Huerta and French Cassettes cofounder Mackenzie Bunch, who started the band in High School back in Ripon, California before moving to San Francisco, brought the songs into Bunch’s Oakland studio in 2021. Determined to not spend another six years making Rolodex’s follow-up, the pair—with Bunch sharing guitar duties and playing bass alongside new drummer Rob Mills—let their proverbial hair down. “It’s supposed to be fun,” Huerta says. “And when your bandmates are as good as mine, it really is fun.”
While the album still took three years from start to finish, Benzene does bear evidence of a French Cassettes that seems more comfortable taking risks and taking it easy. The intricate guitar work on “Medium Horny” is a holdover from the demo version, and that re-potting gives it a delicate, almost antique feel. “When You Know You Know” allows itself to settle into a comfortable, soulful groove that continues into the even chiller “Megabus,” a song with a smooth lilting melody and Nashville-tight rhythm section. All of this sets the stage for the even more R&B-forward—and not altogether un-sexy, despite including the line “I can hardly treat my body right”—“Finally,” a song that Huerta admits he’s still a little nervous to let loose into the world.
“Normal Day,” with its crunchy, breakbeat-style drums and woozy Mellotron, is the band at its most carnivalesque. It finds Huerta cracking up mid-line as he talk-sings about facing rejection during an attempted Goodwill donation. The song stops completely so he can let out a pained scream, and wandering keys return amidst bird sounds, as if being played from a passing Ice Cream truck.

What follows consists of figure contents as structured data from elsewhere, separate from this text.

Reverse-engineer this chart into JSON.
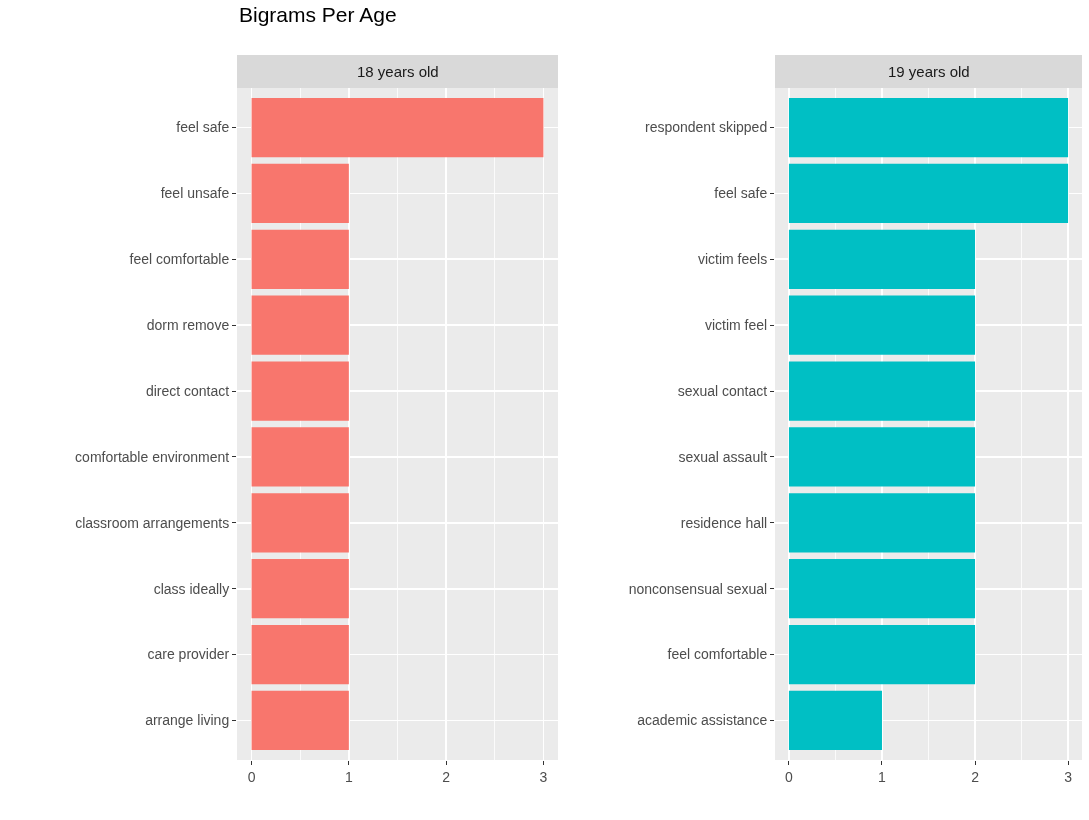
{
  "chart_data": [
    {
      "type": "bar",
      "title": "Bigrams Per Age",
      "subtitle": "18 years old",
      "orientation": "horizontal",
      "categories": [
        "feel safe",
        "feel unsafe",
        "feel comfortable",
        "dorm remove",
        "direct contact",
        "comfortable environment",
        "classroom arrangements",
        "class ideally",
        "care provider",
        "arrange living"
      ],
      "values": [
        3,
        1,
        1,
        1,
        1,
        1,
        1,
        1,
        1,
        1
      ],
      "color": "#f8766d",
      "xlim": [
        -0.15,
        3.15
      ],
      "xticks": [
        0,
        1,
        2,
        3
      ],
      "grid": true
    },
    {
      "type": "bar",
      "subtitle": "19 years old",
      "orientation": "horizontal",
      "categories": [
        "respondent skipped",
        "feel safe",
        "victim feels",
        "victim feel",
        "sexual contact",
        "sexual assault",
        "residence hall",
        "nonconsensual sexual",
        "feel comfortable",
        "academic assistance"
      ],
      "values": [
        3,
        3,
        2,
        2,
        2,
        2,
        2,
        2,
        2,
        1
      ],
      "color": "#00bfc4",
      "xlim": [
        -0.15,
        3.15
      ],
      "xticks": [
        0,
        1,
        2,
        3
      ],
      "grid": true
    }
  ]
}
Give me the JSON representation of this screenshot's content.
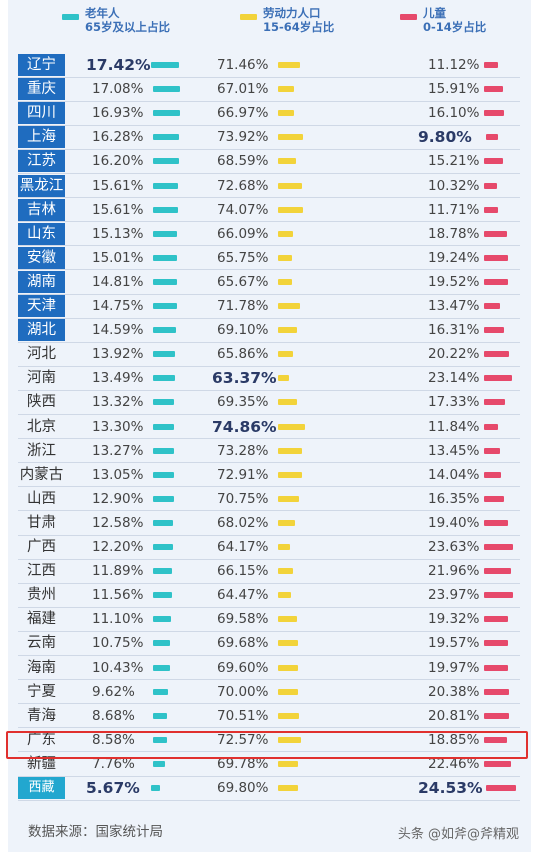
{
  "legend": [
    {
      "line1": "老年人",
      "line2": "65岁及以上占比",
      "color": "#2fc2c8"
    },
    {
      "line1": "劳动力人口",
      "line2": "15-64岁占比",
      "color": "#f2d33a"
    },
    {
      "line1": "儿童",
      "line2": "0-14岁占比",
      "color": "#e6496b"
    }
  ],
  "colors": {
    "elderly": "#2fc2c8",
    "labor": "#f2d33a",
    "children": "#e6496b",
    "highlight": "#e0302e"
  },
  "highlighted_region": "广东",
  "source": "数据来源：国家统计局",
  "watermark": "头条 @如斧@斧精观",
  "chart_data": {
    "type": "table",
    "title": "",
    "columns": [
      "老年人 65岁及以上占比",
      "劳动力人口 15-64岁占比",
      "儿童 0-14岁占比"
    ],
    "rows": [
      {
        "region": "辽宁",
        "elderly": "17.42%",
        "labor": "71.46%",
        "children": "11.12%",
        "e": 17.42,
        "l": 71.46,
        "c": 11.12,
        "style": "dark",
        "bold": "e"
      },
      {
        "region": "重庆",
        "elderly": "17.08%",
        "labor": "67.01%",
        "children": "15.91%",
        "e": 17.08,
        "l": 67.01,
        "c": 15.91,
        "style": "dark"
      },
      {
        "region": "四川",
        "elderly": "16.93%",
        "labor": "66.97%",
        "children": "16.10%",
        "e": 16.93,
        "l": 66.97,
        "c": 16.1,
        "style": "dark"
      },
      {
        "region": "上海",
        "elderly": "16.28%",
        "labor": "73.92%",
        "children": "9.80%",
        "e": 16.28,
        "l": 73.92,
        "c": 9.8,
        "style": "dark",
        "bold": "c"
      },
      {
        "region": "江苏",
        "elderly": "16.20%",
        "labor": "68.59%",
        "children": "15.21%",
        "e": 16.2,
        "l": 68.59,
        "c": 15.21,
        "style": "dark"
      },
      {
        "region": "黑龙江",
        "elderly": "15.61%",
        "labor": "72.68%",
        "children": "10.32%",
        "e": 15.61,
        "l": 72.68,
        "c": 10.32,
        "style": "dark"
      },
      {
        "region": "吉林",
        "elderly": "15.61%",
        "labor": "74.07%",
        "children": "11.71%",
        "e": 15.61,
        "l": 74.07,
        "c": 11.71,
        "style": "dark"
      },
      {
        "region": "山东",
        "elderly": "15.13%",
        "labor": "66.09%",
        "children": "18.78%",
        "e": 15.13,
        "l": 66.09,
        "c": 18.78,
        "style": "dark"
      },
      {
        "region": "安徽",
        "elderly": "15.01%",
        "labor": "65.75%",
        "children": "19.24%",
        "e": 15.01,
        "l": 65.75,
        "c": 19.24,
        "style": "dark"
      },
      {
        "region": "湖南",
        "elderly": "14.81%",
        "labor": "65.67%",
        "children": "19.52%",
        "e": 14.81,
        "l": 65.67,
        "c": 19.52,
        "style": "dark"
      },
      {
        "region": "天津",
        "elderly": "14.75%",
        "labor": "71.78%",
        "children": "13.47%",
        "e": 14.75,
        "l": 71.78,
        "c": 13.47,
        "style": "dark"
      },
      {
        "region": "湖北",
        "elderly": "14.59%",
        "labor": "69.10%",
        "children": "16.31%",
        "e": 14.59,
        "l": 69.1,
        "c": 16.31,
        "style": "dark"
      },
      {
        "region": "河北",
        "elderly": "13.92%",
        "labor": "65.86%",
        "children": "20.22%",
        "e": 13.92,
        "l": 65.86,
        "c": 20.22,
        "style": "light"
      },
      {
        "region": "河南",
        "elderly": "13.49%",
        "labor": "63.37%",
        "children": "23.14%",
        "e": 13.49,
        "l": 63.37,
        "c": 23.14,
        "style": "light",
        "bold": "l"
      },
      {
        "region": "陕西",
        "elderly": "13.32%",
        "labor": "69.35%",
        "children": "17.33%",
        "e": 13.32,
        "l": 69.35,
        "c": 17.33,
        "style": "light"
      },
      {
        "region": "北京",
        "elderly": "13.30%",
        "labor": "74.86%",
        "children": "11.84%",
        "e": 13.3,
        "l": 74.86,
        "c": 11.84,
        "style": "light",
        "bold": "l"
      },
      {
        "region": "浙江",
        "elderly": "13.27%",
        "labor": "73.28%",
        "children": "13.45%",
        "e": 13.27,
        "l": 73.28,
        "c": 13.45,
        "style": "light"
      },
      {
        "region": "内蒙古",
        "elderly": "13.05%",
        "labor": "72.91%",
        "children": "14.04%",
        "e": 13.05,
        "l": 72.91,
        "c": 14.04,
        "style": "light"
      },
      {
        "region": "山西",
        "elderly": "12.90%",
        "labor": "70.75%",
        "children": "16.35%",
        "e": 12.9,
        "l": 70.75,
        "c": 16.35,
        "style": "light"
      },
      {
        "region": "甘肃",
        "elderly": "12.58%",
        "labor": "68.02%",
        "children": "19.40%",
        "e": 12.58,
        "l": 68.02,
        "c": 19.4,
        "style": "light"
      },
      {
        "region": "广西",
        "elderly": "12.20%",
        "labor": "64.17%",
        "children": "23.63%",
        "e": 12.2,
        "l": 64.17,
        "c": 23.63,
        "style": "light"
      },
      {
        "region": "江西",
        "elderly": "11.89%",
        "labor": "66.15%",
        "children": "21.96%",
        "e": 11.89,
        "l": 66.15,
        "c": 21.96,
        "style": "light"
      },
      {
        "region": "贵州",
        "elderly": "11.56%",
        "labor": "64.47%",
        "children": "23.97%",
        "e": 11.56,
        "l": 64.47,
        "c": 23.97,
        "style": "light"
      },
      {
        "region": "福建",
        "elderly": "11.10%",
        "labor": "69.58%",
        "children": "19.32%",
        "e": 11.1,
        "l": 69.58,
        "c": 19.32,
        "style": "light"
      },
      {
        "region": "云南",
        "elderly": "10.75%",
        "labor": "69.68%",
        "children": "19.57%",
        "e": 10.75,
        "l": 69.68,
        "c": 19.57,
        "style": "light"
      },
      {
        "region": "海南",
        "elderly": "10.43%",
        "labor": "69.60%",
        "children": "19.97%",
        "e": 10.43,
        "l": 69.6,
        "c": 19.97,
        "style": "light"
      },
      {
        "region": "宁夏",
        "elderly": "9.62%",
        "labor": "70.00%",
        "children": "20.38%",
        "e": 9.62,
        "l": 70.0,
        "c": 20.38,
        "style": "light"
      },
      {
        "region": "青海",
        "elderly": "8.68%",
        "labor": "70.51%",
        "children": "20.81%",
        "e": 8.68,
        "l": 70.51,
        "c": 20.81,
        "style": "light"
      },
      {
        "region": "广东",
        "elderly": "8.58%",
        "labor": "72.57%",
        "children": "18.85%",
        "e": 8.58,
        "l": 72.57,
        "c": 18.85,
        "style": "light"
      },
      {
        "region": "新疆",
        "elderly": "7.76%",
        "labor": "69.78%",
        "children": "22.46%",
        "e": 7.76,
        "l": 69.78,
        "c": 22.46,
        "style": "light"
      },
      {
        "region": "西藏",
        "elderly": "5.67%",
        "labor": "69.80%",
        "children": "24.53%",
        "e": 5.67,
        "l": 69.8,
        "c": 24.53,
        "style": "cyan",
        "bold": "ec"
      }
    ]
  }
}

Then there are songs that just do a little bit of everything: “White Noise,” a testament to Bunch’s knack for adventurous production. The song finds its warbling, dueling guitars competing with brutally oversaturated drums before exploding into cleaner rock pastures while Huerta sings about the intimate details of a voicemail message he’s grown obsessed with.
Bunch attributes the album’s wide spread of styles to the band’s meticulous working process: If a member of French Cassettes has an idea for a part or a recording technique, they try it out. Bunch and Huerta’s long friendship means “we can be honest with each other,” Bunch says, in winnowing their options down to a final result. This means there can be an element of collage to French Cassettes’ songs, but it’s all in service of finding something that feels honest and exciting. “Scott would send us a demo of something he recorded in his closet,” drummer Rob Mills says. “And it would have that new-song energy. We always try to find ways to recapture that.”
Lyrically and musically, the songs on Benzene are in constant motion: The band never misses an opportunity to do something interesting. Melodically, production-wise, lyrically. There's always room to add another hook, or a new harmony, a strange sound, or a little secret handshake of a lyric. It’s that search for authentic energy that makes it all feel cohesive. The boys of French Cassettes follow their instincts to all destinations earnest, funny, joyful and heartbreaking with no regard for genre or posturing, making it feel like a new listen every time. The band’s confidence—which is very apparent on their third album—seems less important than their trust.
That trust is particularly evident on the album’s closer, “Up To You,” which hosts some of Benzene’s most inscrutable and engaging moments before wrapping up with twenty-one words on a very familiar subject: Huerta’s grandmother. It stems from a memory of the notes she’d leave Scott and his brother Thomas on their shared family computer. Over swirling guitars and a drunken piano walk that ascends as the vocals climb downward, Huerta sings lines about William H. Macy and growing up in the suburbs. Like much of Benzene, it’s funny… until it hurts.
“My mother’s mother types in Comic Sans,” he sings. “I will never not love her. I wish there were more emails to read.”